The Evolution of Metastatic Colorectal Cancer Clinical Trials: Application of the ASCO Framework for Assessing Value
Doreen A. Ezeife, Sunil Parimi, Ellen R. Cusano, Matthew K. Smith, Tony H. Truong, Soundouss Raissouni, Yongtao Lin, Jose G. Monzon, Haocheng Li, Vincent C. Tam, and Patricia A. Tang
Background: Phase III trials in metastatic colorectal cancer (mCRC) have collectively led to progressive advancements in patient outcomes over the past decades. This study characterizes the evolution of mCRC phase III trials through assessing the value of cancer therapy, as measured by the ASCO Value Framework. Methods: Phase III trial results of systemic therapy for mCRC published between 1980 and 2015 were identified, and their outcome, statistical significance, journal impact factor, and citation by the 2016 NCCN Clinical Practice Guidelines in Oncology (NCCN Guidelines) for CRC were recorded. For each trial, the net health benefit (NHB) score was calculated using the June 2015 (original) and May 2016 (revised) ASCO Value Framework: Advanced Disease. Results: There were 114 mCRC phase III trials eligible for calculation of the NHB score.
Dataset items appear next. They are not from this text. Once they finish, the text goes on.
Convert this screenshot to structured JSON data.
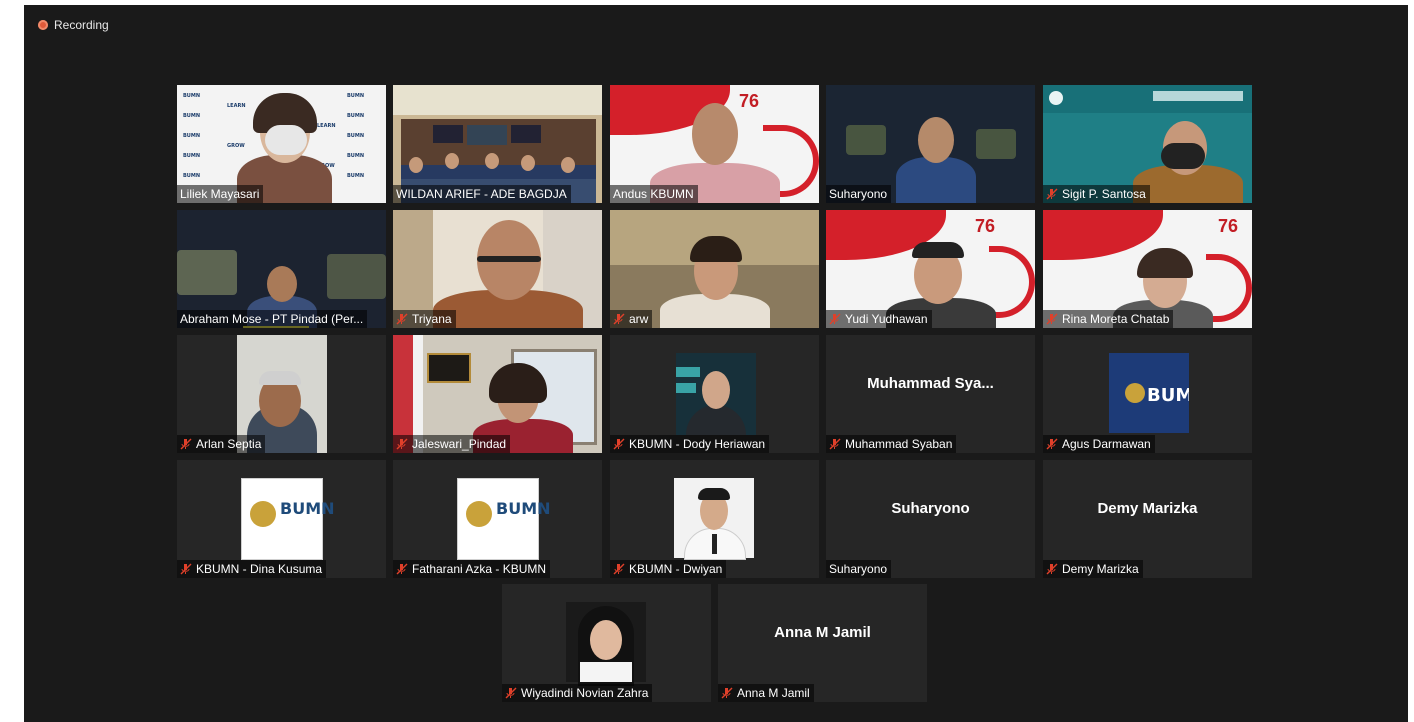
{
  "recording": {
    "label": "Recording"
  },
  "participants": [
    {
      "name": "Liliek Mayasari",
      "muted": false,
      "video": true
    },
    {
      "name": "WILDAN ARIEF - ADE BAGDJA",
      "muted": false,
      "video": true,
      "active_speaker": true
    },
    {
      "name": "Andus KBUMN",
      "muted": false,
      "video": true
    },
    {
      "name": "Suharyono",
      "muted": false,
      "video": true
    },
    {
      "name": "Sigit P. Santosa",
      "muted": true,
      "video": true
    },
    {
      "name": "Abraham Mose - PT Pindad (Per...",
      "muted": false,
      "video": true
    },
    {
      "name": "Triyana",
      "muted": true,
      "video": true
    },
    {
      "name": "arw",
      "muted": true,
      "video": true
    },
    {
      "name": "Yudi Yudhawan",
      "muted": true,
      "video": true
    },
    {
      "name": "Rina Moreta Chatab",
      "muted": true,
      "video": true
    },
    {
      "name": "Arlan Septia",
      "muted": true,
      "video": true
    },
    {
      "name": "Jaleswari_Pindad",
      "muted": true,
      "video": true
    },
    {
      "name": "KBUMN - Dody Heriawan",
      "muted": true,
      "video": true
    },
    {
      "name": "Muhammad Syaban",
      "muted": true,
      "video": false,
      "display_name": "Muhammad  Sya..."
    },
    {
      "name": "Agus Darmawan",
      "muted": true,
      "video": true
    },
    {
      "name": "KBUMN - Dina Kusuma",
      "muted": true,
      "video": true
    },
    {
      "name": "Fatharani Azka - KBUMN",
      "muted": true,
      "video": true
    },
    {
      "name": "KBUMN - Dwiyan",
      "muted": true,
      "video": true
    },
    {
      "name": "Suharyono",
      "muted": false,
      "video": false,
      "display_name": "Suharyono"
    },
    {
      "name": "Demy Marizka",
      "muted": true,
      "video": false,
      "display_name": "Demy Marizka"
    },
    {
      "name": "Wiyadindi Novian Zahra",
      "muted": true,
      "video": true
    },
    {
      "name": "Anna M Jamil",
      "muted": true,
      "video": false,
      "display_name": "Anna M Jamil"
    }
  ],
  "logos": {
    "anniversary": "76",
    "bumn": "BUMN"
  },
  "colors": {
    "window_bg": "#1a1a1a",
    "tile_bg": "#262626",
    "active_outline": "#d6e23a",
    "muted_icon": "#e0402a",
    "recording_dot": "#e05a3a"
  }
}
Using the revised framework, the median NHB score was 4.6 (range, −30 to 43.5); 12% of trials received bonus points. Trials with statistically significant results had higher NHB scores compared with nonsignificant trials (median NHB score, 21.6 vs 2.9; P<.0001). Clinical trials cited in the NCCN Guidelines had higher NHB scores than those not cited (median score, 8.0 vs 0.3; P=.02). In multivariate linear regression analysis, the only significant predictor of high NHB score was statistically significant studies. Conclusions: The median NHB score for mCRC phase III trials was 4.6. Higher NHB scores are associated with statistically significant studies and are cited in the NCCN Guidelines, a surrogate for practice-changing trials. The 2016 ASCO Value Framework may not fully capture the benefits on an individual patient level.